The Bulldog found that Hammer also reportedly received $147,000 in 2014, $172,000 in 2015 and $206,000 in 2016 – a total of $929,000, none of which was ever reported according to state regulations, according to the report.
"It speaks to a lack of oversight where one of the largest organizations in the country, much less the state of Florida, is not being audited to the point where we don't know how much money is actually being involved in the legislative process," Eskamani, who filed her sworn complaint with the House Public Integrity and Ethics committee, told Orlando Weekly.
In a press release announcing the ethics complaint, Thurston, D-Fort Lauderdale, said the failure to comply year after year with the state's disclosure laws "calls into question what else might have been done to circumvent transparency in the legislative process."
In his complaint, filed with the Florida Senate and the state ethics commission, Thurston noted Hammer's influence in lobbying pro-gun reform legislation such as concealed-carry permits. He also pointed to state law mandating that since Hammer is not an in-house, salaried lobbyist for the NRA, she is required to submit a compensation report for each calendar year she was registered as a lobbyist for the organization.

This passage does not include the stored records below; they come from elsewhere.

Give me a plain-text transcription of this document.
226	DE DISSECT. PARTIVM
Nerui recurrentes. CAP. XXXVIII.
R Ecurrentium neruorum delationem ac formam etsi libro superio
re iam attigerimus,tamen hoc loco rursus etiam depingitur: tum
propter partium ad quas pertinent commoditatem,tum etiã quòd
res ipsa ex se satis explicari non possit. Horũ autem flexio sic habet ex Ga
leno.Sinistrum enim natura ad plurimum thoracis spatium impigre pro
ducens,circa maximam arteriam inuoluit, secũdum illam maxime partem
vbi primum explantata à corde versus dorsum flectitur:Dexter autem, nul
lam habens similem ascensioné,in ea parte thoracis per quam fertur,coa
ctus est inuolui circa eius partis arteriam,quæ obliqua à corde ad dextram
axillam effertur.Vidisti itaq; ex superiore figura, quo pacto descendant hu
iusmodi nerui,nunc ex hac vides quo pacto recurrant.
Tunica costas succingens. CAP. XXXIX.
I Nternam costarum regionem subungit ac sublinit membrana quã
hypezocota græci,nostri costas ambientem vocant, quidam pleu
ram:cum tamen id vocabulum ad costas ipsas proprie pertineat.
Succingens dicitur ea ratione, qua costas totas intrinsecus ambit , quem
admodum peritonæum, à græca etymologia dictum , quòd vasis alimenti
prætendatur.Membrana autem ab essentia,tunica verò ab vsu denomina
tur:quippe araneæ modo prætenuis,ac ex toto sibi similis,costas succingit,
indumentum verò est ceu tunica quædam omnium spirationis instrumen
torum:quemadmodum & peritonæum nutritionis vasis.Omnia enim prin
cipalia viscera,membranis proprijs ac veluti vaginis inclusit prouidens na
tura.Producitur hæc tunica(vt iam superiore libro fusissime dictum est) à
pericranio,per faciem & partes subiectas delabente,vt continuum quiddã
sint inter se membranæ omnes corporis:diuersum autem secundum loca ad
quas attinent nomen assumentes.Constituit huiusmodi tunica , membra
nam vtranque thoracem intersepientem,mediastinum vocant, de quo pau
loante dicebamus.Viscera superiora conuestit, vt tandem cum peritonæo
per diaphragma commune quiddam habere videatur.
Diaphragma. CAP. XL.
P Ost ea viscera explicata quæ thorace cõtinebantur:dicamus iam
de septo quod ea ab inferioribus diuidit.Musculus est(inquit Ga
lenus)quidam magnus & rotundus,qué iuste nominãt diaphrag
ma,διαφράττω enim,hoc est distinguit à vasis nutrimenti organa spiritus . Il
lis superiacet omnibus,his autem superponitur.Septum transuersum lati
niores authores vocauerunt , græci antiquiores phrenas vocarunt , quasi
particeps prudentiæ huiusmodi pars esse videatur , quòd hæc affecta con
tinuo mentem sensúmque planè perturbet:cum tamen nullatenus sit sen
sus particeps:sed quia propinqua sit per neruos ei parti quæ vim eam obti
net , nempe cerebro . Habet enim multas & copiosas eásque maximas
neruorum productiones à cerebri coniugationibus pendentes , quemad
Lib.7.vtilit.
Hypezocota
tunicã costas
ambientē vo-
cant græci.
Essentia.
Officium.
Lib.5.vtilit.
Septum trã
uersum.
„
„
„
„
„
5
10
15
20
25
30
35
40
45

Hammer is listed in the IRS filings as a registered lobbyist for the Unified Sportsmen of Florida, where she also serves as executive director, and the NRA, where she serves as a board member and consultant. Consultants are not employees, per Florida law.
However, Hammer is a contract lobbyist who's paid fees for her services, and state law requires her to register and disclose. So far, it seems, she's failed to do so.
The NRA did not return Orlando Weekly's request for comment.
Last September the Tampa Bay Times published hundreds of Hammer's emails to and from members of the state's Department of Agriculture. From 2014 to 2017, the emails show, Hammer involved herself at nearly every step of the legislative process, and received prompt responses to her questions and instructions – often within minutes.
In 2013, the state settled a whistle-blower lawsuit filed by a Department of Agriculture employee who claimed that when she questioned handling of gun permit applications, she was told she "worked for the NRA." That was during the tenure of former Agriculture Commissioner Adam Putnam, who famously called himself a "proud NRA sellout."
Just after she was elected to the post, new Agriculture Commissioner Nikki Fried sent out a letter saying her administration would "not be run by unelected special interests," a thinly veiled reference to the NRA lobby. Hammer hammered back with a statement calling Fried an "anti-gun extremist who will eliminate our freedoms."
Eskamani says she suspects the lack of regulation of Hammer's activities is grounded in fear of retribution against those who speak out against the powerful lobbyist and/or the NRA. In regards to this lack of oversight, Eskamani says, "I can't think of a moment where we've held Marion Hammer accountable."